México ha aprovechado muy bien el crecimiento desorbitado en las ventas de vehículos en Estados Unidos. Sin embargo, nuestras exportaciones no han crecido tanto como las de Corea del Sur (18.8 por ciento) y las de “otros” países (19.9 por ciento). Incluso, las ventas de automóviles producidos en Canadá y Estados Unidos aumentaron 17.1 por ciento. Los países que han pedido mercado son principalmente Alemania con una disminución en ventas de -9.0 por ciento y Japón con una caída de -0.4 por ciento. No obstante, lo más importante es que el mercado estadounidense en sí está mostrando mucho dinamismo y lo estamos aprovechando.
Resulta interesante ver la descomposición por países de nuestras exportaciones. Mientras que aumentó 15.2 por ciento en el último año, exportamos 35.8 por ciento más a Canadá, 20.5 por ciento más a Chile y aumentos muy grandes (pero a partir de bases muy pequeñas) a Italia (1244.6 por ciento) y a Arabia Saudita (157.4 por ciento). En cambio, hemos visto disminuciones a Argentina (-61.3 por ciento), Brasil (-18.4 por ciento), Colombia (17.1 por ciento), Alemania (-10.1 por ciento) y China (-5.0 por ciento). Se debe considerar que estas cifras solo abarcan la exportación de vehículos terminados, por lo que faltan los vehículos pesados (como tractocamiones) y todo lo que representa la industria de autopartes (que representa alrededor de la mitad del mercado).
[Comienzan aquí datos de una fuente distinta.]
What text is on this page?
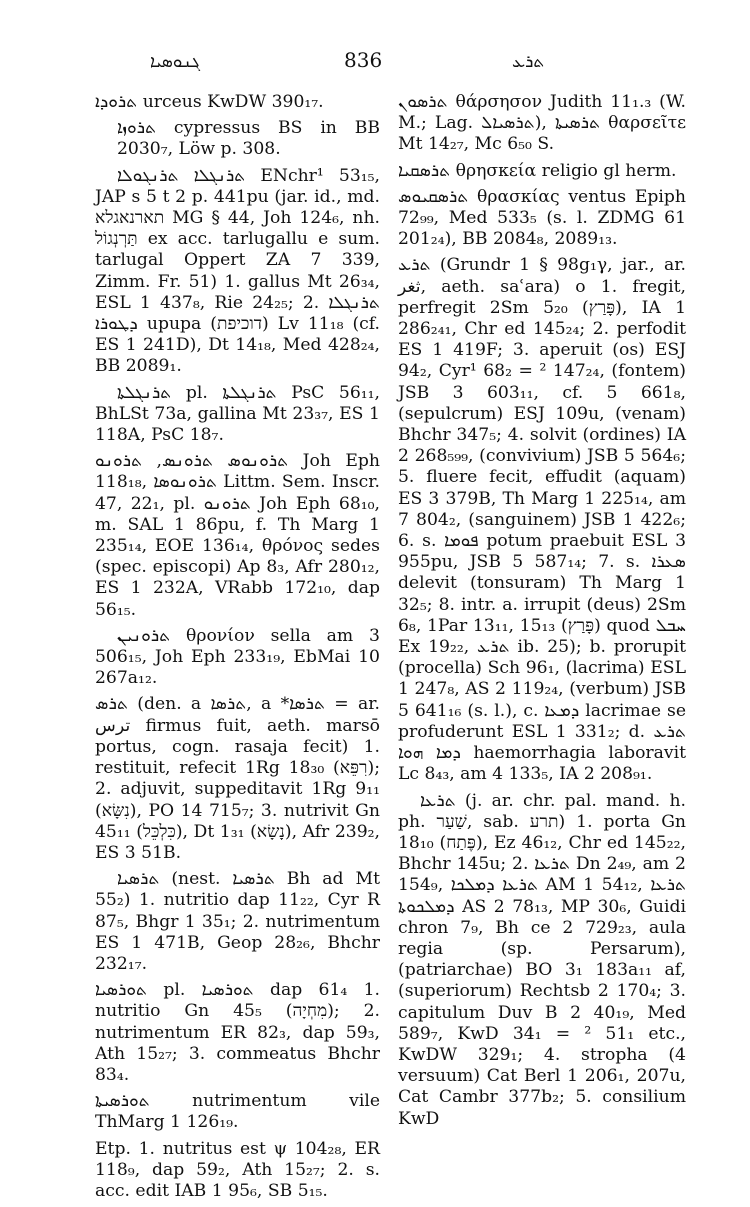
ܓܢܘܣܝܐ	836	ܬܪܥ

ܬܪܘܕܐ urceus KwDW 390₁₇.

ܬܪܘܙܐ cypressus BS in BB 2030₇, Löw p. 308.

ܬܪܢܓܠܐ ܬܪܢܓܘܠܐ ENchr¹ 53₁₅, JAP s 5 t 2 p. 441pu (jar. id., md. תארנאגלא MG § 44, Joh 124₆, nh. תַּרְנְגוֹל ex acc. tarlugallu e sum. tarlugal Oppert ZA 7 339, Zimm. Fr. 51) 1. gallus Mt 26₃₄, ESL 1 437₈, Rie 24₂₅; 2. ܬܪܢܓܠܐ ܕܛܘܪܐ upupa (דוכיפת) Lv 11₁₈ (cf. ES 1 241D), Dt 14₁₈, Med 428₂₄, BB 2089₁.

ܬܪܢܓܠܬܐ pl. ܬܪܢܓܠܬܐ PsC 56₁₁, BhLSt 73a, gallina Mt 23₃₇, ES 1 118A, PsC 18₇.

ܬܪܘܢܘܣ ܬܪܘܢܣ, ܬܪܘܢܘ Joh Eph 118₁₈, ܬܪܘܢܘܣܐ Littm. Sem. Inscr. 47, 22₁, pl. ܬܪܘܢܘ Joh Eph 68₁₀, m. SAL 1 86pu, f. Th Marg 1 235₁₄, EOE 136₁₄, θρόνος sedes (spec. episcopi) Ap 8₃, Afr 280₁₂, ES 1 232A, VRabb 172₁₀, dap 56₁₅.

ܬܪܘܢܝܢ θρονίον sella am 3 506₁₅, Joh Eph 233₁₉, EbMai 10 267a₁₂.

ܬܪܣ (den. a ܬܪܣܐ, a *ܬܪܣܐ = ar. ترس firmus fuit, aeth. marsō portus, cogn. rasaja fecit) 1. restituit, refecit 1Rg 18₃₀ (רִפֵּא); 2. adjuvit, suppeditavit 1Rg 9₁₁ (נִשָּׂא), PO 14 715₇; 3. nutrivit Gn 45₁₁ (כִּלְכֵּל), Dt 1₃₁ (נָשָׂא), Afr 239₂, ES 3 51B.

ܬܪܣܝܐ (nest. ܬܪܣܝܐ Bh ad Mt 55₂) 1. nutritio dap 11₂₂, Cyr R 87₅, Bhgr 1 35₁; 2. nutrimentum ES 1 471B, Geop 28₂₆, Bhchr 232₁₇.

ܬܘܪܣܝܐ pl. ܬܘܪܣܝܐ dap 61₄ 1. nutritio Gn 45₅ (מִחְיָה); 2. nutrimentum ER 82₃, dap 59₃, Ath 15₂₇; 3. commeatus Bhchr 83₄.

ܬܘܪܣܝܬܐ nutrimentum vile ThMarg 1 126₁₉.

Etp. 1. nutritus est ψ 104₂₈, ER 118₉, dap 59₂, Ath 15₂₇; 2. s. acc. edit IAB 1 95₆, SB 5₁₅.

ܬܪܣܘܢ θάρσησον Judith 11₁.₃ (W. M.; Lag. ܬܪܣܝܐܠ), ܬܪܣܝܬܐ θαρσεῖτε Mt 14₂₇, Mc 6₅₀ S.

ܬܪܣܩܝܐ θρησκεία religio gl herm.

ܬܪܣܩܝܘܣ θρασκίας ventus Epiph 72₉₉, Med 533₅ (s. l. ZDMG 61 201₂₄), BB 2084₈, 2089₁₃.

ܬܪܥ (Grundr 1 § 98g₁γ, jar., ar. ثغر, aeth. saʿara) o 1. fregit, perfregit 2Sm 5₂₀ (פָּרַץ), IA 1 286₂₄₁, Chr ed 145₂₄; 2. perfodit ES 1 419F; 3. aperuit (os) ESJ 94₂, Cyr¹ 68₂ = ² 147₂₄, (fontem) JSB 3 603₁₁, cf. 5 661₈, (sepulcrum) ESJ 109u, (venam) Bhchr 347₅; 4. solvit (ordines) IA 2 268₅₉₉, (convivium) JSB 5 564₆; 5. fluere fecit, effudit (aquam) ES 3 379B, Th Marg 1 225₁₄, am 7 804₂, (sanguinem) JSB 1 422₆; 6. s. ܦܘܡܐ potum praebuit ESL 3 955pu, JSB 5 587₁₄; 7. s. ܣܥܪܐ delevit (tonsuram) Th Marg 1 32₅; 8. intr. a. irrupit (deus) 2Sm 6₈, 1Par 13₁₁, 15₁₃ (פָּרַץ) quod ܚܒܠ Ex 19₂₂, ܬܪܥ ib. 25); b. prorupit (procella) Sch 96₁, (lacrima) ESL 1 247₈, AS 2 119₂₄, (verbum) JSB 5 641₁₆ (s. l.), c. ܕܡܥܐ lacrimae se profuderunt ESL 1 331₂; d. ܬܪܥ ܕܡܐ ܗܘܐ haemorrhagia laboravit Lc 8₄₃, am 4 133₅, IA 2 208₉₁.

ܬܪܥܐ (j. ar. chr. pal. mand. h. ph. שַׁעַר, sab. תרע) 1. porta Gn 18₁₀ (פֶּתַח), Ez 46₁₂, Chr ed 145₂₂, Bhchr 145u; 2. ܬܪܥܐ Dn 2₄₉, am 2 154₉, ܬܪܥܐ ܕܡܠܟܐ AM 1 54₁₂, ܬܪܥܐ ܕܡܠܟܘܬܐ AS 2 78₁₃, MP 30₆, Guidi chron 7₉, Bh ce 2 729₂₃, aula regia (sp. Persarum), (patriarchae) BO 3₁ 183a₁₁ af, (superiorum) Rechtsb 2 170₄; 3. capitulum Duv B 2 40₁₉, Med 589₇, KwD 34₁ = ² 51₁ etc., KwDW 329₁; 4. stropha (4 versuum) Cat Berl 1 206₁, 207u, Cat Cambr 377b₂; 5. consilium KwD
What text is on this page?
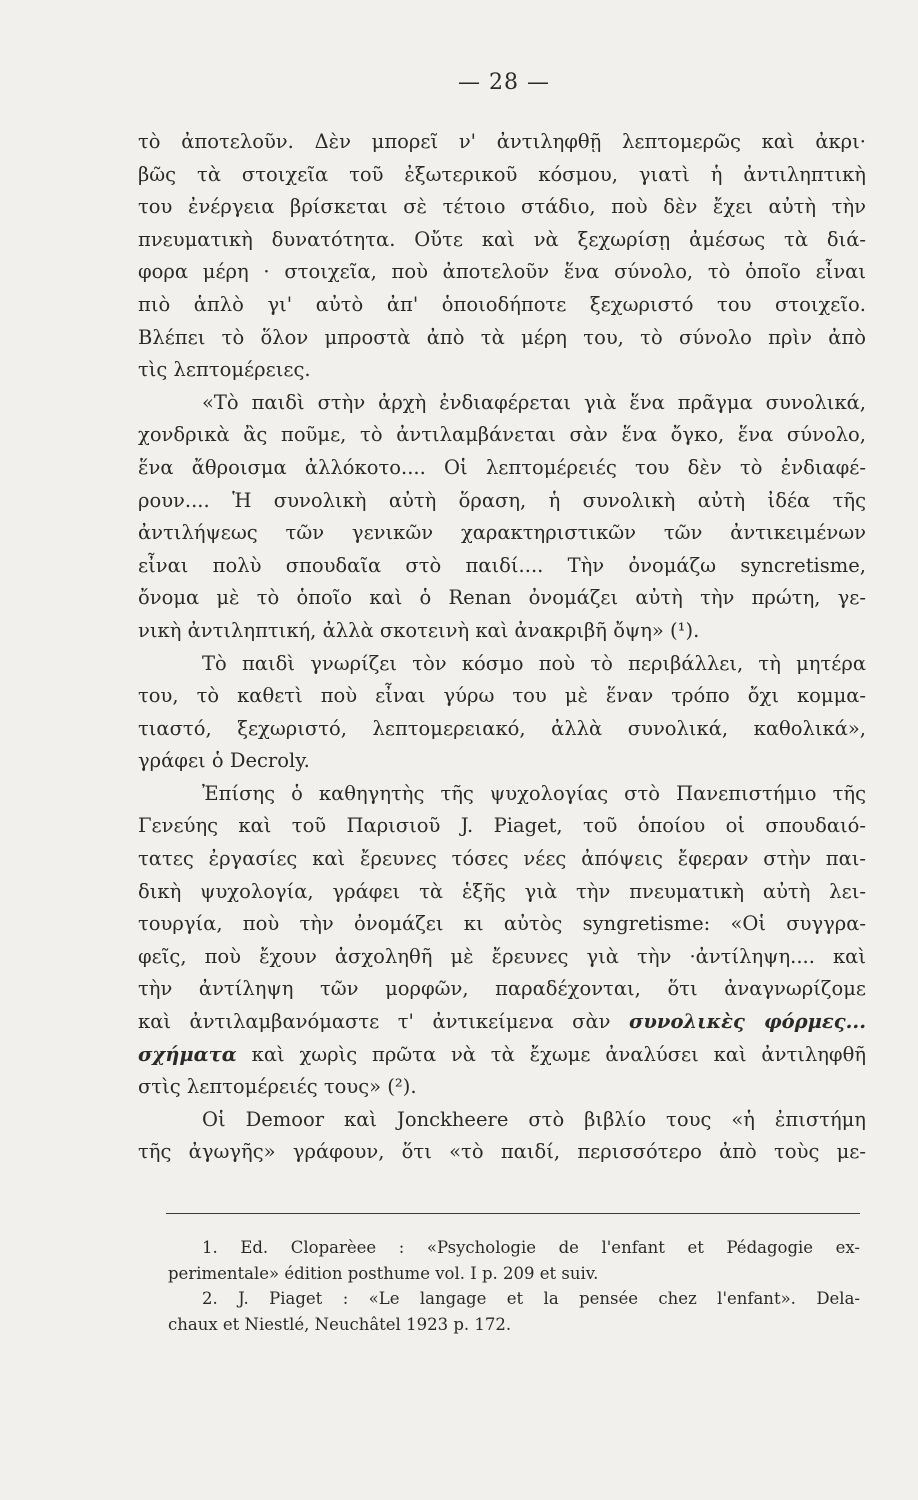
— 28 —
τὸ ἀποτελοῦν. Δὲν μπορεῖ ν' ἀντιληφθῇ λεπτομερῶς καὶ ἀκρι·
βῶς τὰ στοιχεῖα τοῦ ἐξωτερικοῦ κόσμου, γιατὶ ἡ ἀντιληπτικὴ
του ἐνέργεια βρίσκεται σὲ τέτοιο στάδιο, ποὺ δὲν ἔχει αὐτὴ τὴν
πνευματικὴ δυνατότητα. Οὔτε καὶ νὰ ξεχωρίσῃ ἀμέσως τὰ διά-
φορα μέρη · στοιχεῖα, ποὺ ἀποτελοῦν ἕνα σύνολο, τὸ ὁποῖο εἶναι
πιὸ ἁπλὸ γι' αὐτὸ ἀπ' ὁποιοδήποτε ξεχωριστό του στοιχεῖο.
Βλέπει τὸ ὅλον μπροστὰ ἀπὸ τὰ μέρη του, τὸ σύνολο πρὶν ἀπὸ
τὶς λεπτομέρειες.
«Τὸ παιδὶ στὴν ἀρχὴ ἐνδιαφέρεται γιὰ ἕνα πρᾶγμα συνολικά,
χονδρικὰ ἂς ποῦμε, τὸ ἀντιλαμβάνεται σὰν ἕνα ὄγκο, ἕνα σύνολο,
ἕνα ἄθροισμα ἀλλόκοτο.... Οἱ λεπτομέρειές του δὲν τὸ ἐνδιαφέ-
ρουν.... Ἡ συνολικὴ αὐτὴ ὅραση, ἡ συνολικὴ αὐτὴ ἰδέα τῆς
ἀντιλήψεως τῶν γενικῶν χαρακτηριστικῶν τῶν ἀντικειμένων
εἶναι πολὺ σπουδαῖα στὸ παιδί.... Τὴν ὀνομάζω syncretisme,
ὄνομα μὲ τὸ ὁποῖο καὶ ὁ Renan ὀνομάζει αὐτὴ τὴν πρώτη, γε-
νικὴ ἀντιληπτική, ἀλλὰ σκοτεινὴ καὶ ἀνακριβῆ ὄψη» (¹).
Τὸ παιδὶ γνωρίζει τὸν κόσμο ποὺ τὸ περιβάλλει, τὴ μητέρα
του, τὸ καθετὶ ποὺ εἶναι γύρω του μὲ ἕναν τρόπο ὄχι κομμα-
τιαστό, ξεχωριστό, λεπτομερειακό, ἀλλὰ συνολικά, καθολικά»,
γράφει ὁ Decroly.
Ἐπίσης ὁ καθηγητὴς τῆς ψυχολογίας στὸ Πανεπιστήμιο τῆς
Γενεύης καὶ τοῦ Παρισιοῦ J. Piaget, τοῦ ὁποίου οἱ σπουδαιό-
τατες ἐργασίες καὶ ἔρευνες τόσες νέες ἀπόψεις ἔφεραν στὴν παι-
δικὴ ψυχολογία, γράφει τὰ ἑξῆς γιὰ τὴν πνευματικὴ αὐτὴ λει-
τουργία, ποὺ τὴν ὀνομάζει κι αὐτὸς syngretisme: «Οἱ συγγρα-
φεῖς, ποὺ ἔχουν ἀσχοληθῆ μὲ ἔρευνες γιὰ τὴν ·ἀντίληψη.... καὶ
τὴν ἀντίληψη τῶν μορφῶν, παραδέχονται, ὅτι ἀναγνωρίζομε
καὶ ἀντιλαμβανόμαστε τ' ἀντικείμενα σὰν συνολικὲς φόρμες...
σχήματα καὶ χωρὶς πρῶτα νὰ τὰ ἔχωμε ἀναλύσει καὶ ἀντιληφθῆ
στὶς λεπτομέρειές τους» (²).
Οἱ Demoor καὶ Jonckheere στὸ βιβλίο τους «ἡ ἐπιστήμη
τῆς ἀγωγῆς» γράφουν, ὅτι «τὸ παιδί, περισσότερο ἀπὸ τοὺς με-
1. Ed. Cloparèee : «Psychologie de l'enfant et Pédagogie ex-
perimentale» édition posthume vol. I p. 209 et suiv.
2. J. Piaget : «Le langage et la pensée chez l'enfant». Dela-
chaux et Niestlé, Neuchâtel 1923 p. 172.
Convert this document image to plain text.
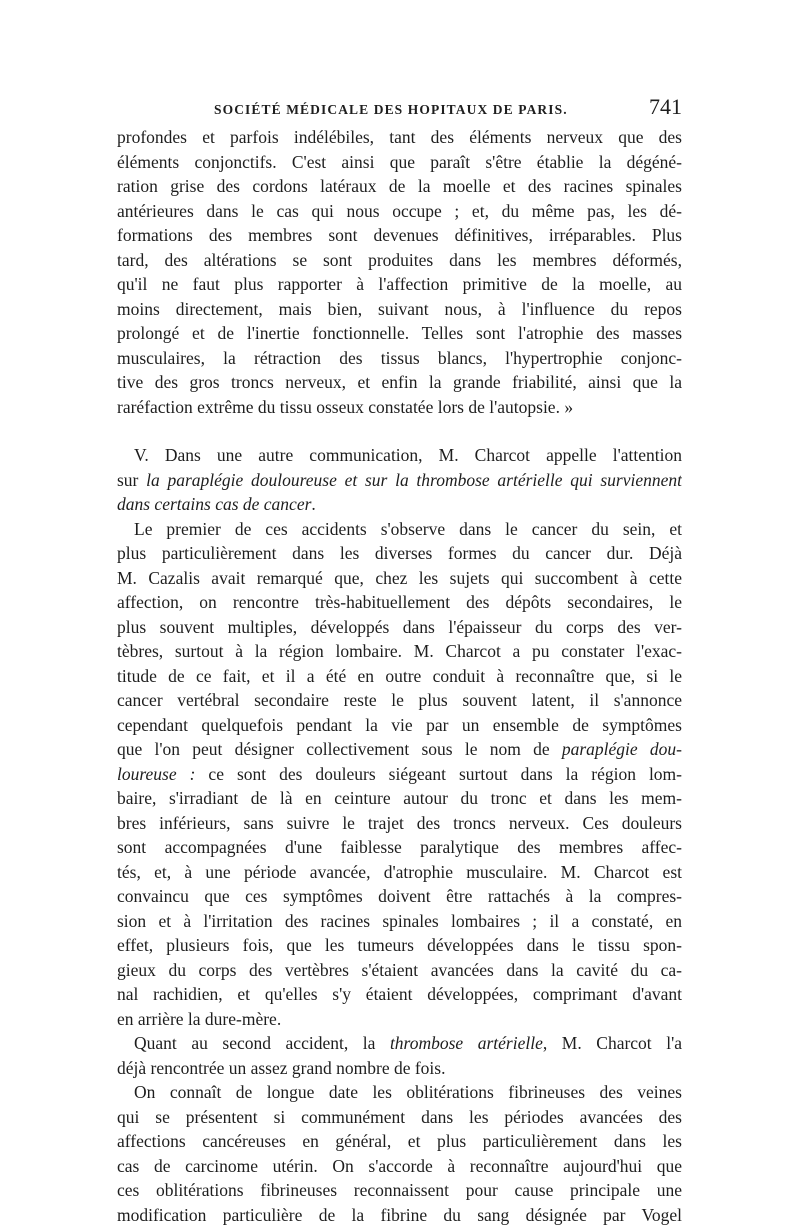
SOCIÉTÉ MÉDICALE DES HOPITAUX DE PARIS.	741
profondes et parfois indélébiles, tant des éléments nerveux que des
éléments conjonctifs. C'est ainsi que paraît s'être établie la dégéné-
ration grise des cordons latéraux de la moelle et des racines spinales
antérieures dans le cas qui nous occupe ; et, du même pas, les dé-
formations des membres sont devenues définitives, irréparables. Plus
tard, des altérations se sont produites dans les membres déformés,
qu'il ne faut plus rapporter à l'affection primitive de la moelle, au
moins directement, mais bien, suivant nous, à l'influence du repos
prolongé et de l'inertie fonctionnelle. Telles sont l'atrophie des masses
musculaires, la rétraction des tissus blancs, l'hypertrophie conjonc-
tive des gros troncs nerveux, et enfin la grande friabilité, ainsi que la
raréfaction extrême du tissu osseux constatée lors de l'autopsie. »
V. Dans une autre communication, M. Charcot appelle l'attention
sur la paraplégie douloureuse et sur la thrombose artérielle qui surviennent
dans certains cas de cancer.
Le premier de ces accidents s'observe dans le cancer du sein, et
plus particulièrement dans les diverses formes du cancer dur. Déjà
M. Cazalis avait remarqué que, chez les sujets qui succombent à cette
affection, on rencontre très-habituellement des dépôts secondaires, le
plus souvent multiples, développés dans l'épaisseur du corps des ver-
tèbres, surtout à la région lombaire. M. Charcot a pu constater l'exac-
titude de ce fait, et il a été en outre conduit à reconnaître que, si le
cancer vertébral secondaire reste le plus souvent latent, il s'annonce
cependant quelquefois pendant la vie par un ensemble de symptômes
que l'on peut désigner collectivement sous le nom de paraplégie dou-
loureuse : ce sont des douleurs siégeant surtout dans la région lom-
baire, s'irradiant de là en ceinture autour du tronc et dans les mem-
bres inférieurs, sans suivre le trajet des troncs nerveux. Ces douleurs
sont accompagnées d'une faiblesse paralytique des membres affec-
tés, et, à une période avancée, d'atrophie musculaire. M. Charcot est
convaincu que ces symptômes doivent être rattachés à la compres-
sion et à l'irritation des racines spinales lombaires ; il a constaté, en
effet, plusieurs fois, que les tumeurs développées dans le tissu spon-
gieux du corps des vertèbres s'étaient avancées dans la cavité du ca-
nal rachidien, et qu'elles s'y étaient développées, comprimant d'avant
en arrière la dure-mère.
Quant au second accident, la thrombose artérielle, M. Charcot l'a
déjà rencontrée un assez grand nombre de fois.
On connaît de longue date les oblitérations fibrineuses des veines
qui se présentent si communément dans les périodes avancées des
affections cancéreuses en général, et plus particulièrement dans les
cas de carcinome utérin. On s'accorde à reconnaître aujourd'hui que
ces oblitérations fibrineuses reconnaissent pour cause principale une
modification particulière de la fibrine du sang désignée par Vogel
Las exportaciones de la industria automotriz son claves para México, ya que representa casi una tercera parte de las exportaciones no petroleras del país. Son uno de los motores de crecimiento más importantes del país, ya que inyecta dinamismo a la economía interna, que no ha mostrado un buen desempeño en los últimos dos años. Sin embargo, la mejor noticia que reporta la AMIA ahora no es de la producción total o de las exportaciones, sino de las ventas al mercado nacional. Después de alcanzar niveles máximos en 2006, el mercado interno sufrió un descalabro mayor en la recesión de 2008-2009, que mantuvo deprimido las ventas por muchos años. Entre que las autoridades permitieron la importación de coches chocolates y después autorizaron la importación de vehículos chatarra, en México la compra de automóviles nuevos per cápita llego a niveles muy por debajo de otros países como Argentina y Brasil.
Afortunadamente, la venta de automóviles ha crecido a dos dígitos en los últimos siete meses y ahora en enero alcanzó una tasa anual de 21.3 por ciento. Por primera vez en ocho años, el promedio móvil de doce meses registró un nuevo máximo histórico, es decir, la venta de los últimos doce meses rebasó en enero por primera vez la venta máxima que se había alcanzado en noviembre de 2006. Esta noticia es extraordinaria, ya que representa un dinamismo importante de la economía interna, que como todos saben, bien nos hace falta. Pudiera representar el comienzo del mayor crecimiento tan anhelado. ¿Será?